Hannah followed Jake into the kitchen. “But your parents are coming, and so is Luke,” she said. “And I only cooked for four people.” Her voice rose as she calculated how little she had to serve. If she had a microwave she could cook some more potatoes fast, but Jake had no microwave.
“Maybe you better cook that pizza,” Ned called out, chuckling at their discomfort.
“No,” Hannah said. “Your dad said your mother wanted a formal dinner.”
“Wait, what?” Jake stopped midway across the room and looked around him. He took in the tablecloth and candles on the table, seemed to realize how clean everything was. “Wow! It looks fantastic.” He sniffed the air. “Smells great, too.” A smile broke across his face as he closed the gap between them, pulled her close and gave her a kiss. “You’re amazing. When I left the message I didn’t think you’d do anything like this. I thought we’d toss something frozen in the oven and have a few beers.”
“I… it wasn’t…”
Jake pulled away and checked the oven. He laughed, a low, masculine sound that stirred Hannah’s senses even in the midst of chaos. “You’re right; that bird’s a little light for this clan. We Mathesons like our grub.” He straightened up. “We’ll need more chairs, too. Ned—go get the ones from your place.” He opened the freezer and pulled out a couple of pizzas. “Tell you what—Ned’s right; we’ll pop these in the oven now and when they’re ready we’ll cut them up in little squares and call them appetizers. What do you think?”

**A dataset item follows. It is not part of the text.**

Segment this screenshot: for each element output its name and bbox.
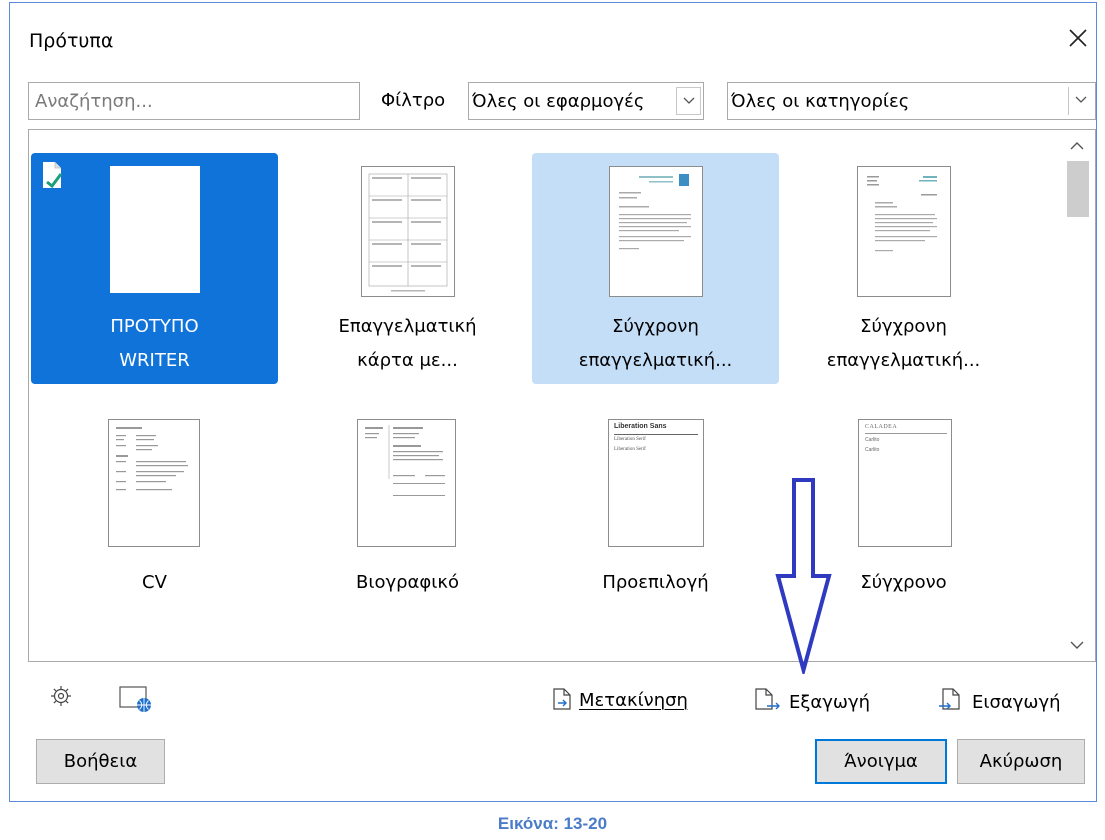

Despite her annoyance, she was impressed with his creativity and take charge attitude. She doubted she would have thought of that. “It might work.”
“I’m on it.” Jake whistled as he opened the boxes and placed the pizzas on cookie sheets, then disappeared upstairs to change. Hannah worked on her gravy and got her biscuits out of the oven, replacing them with the trays of pizza. She placed the salad on the table and brought out the salad dressings as well, and by the time Holt and Lisa arrived, she felt like she had the meal under control again.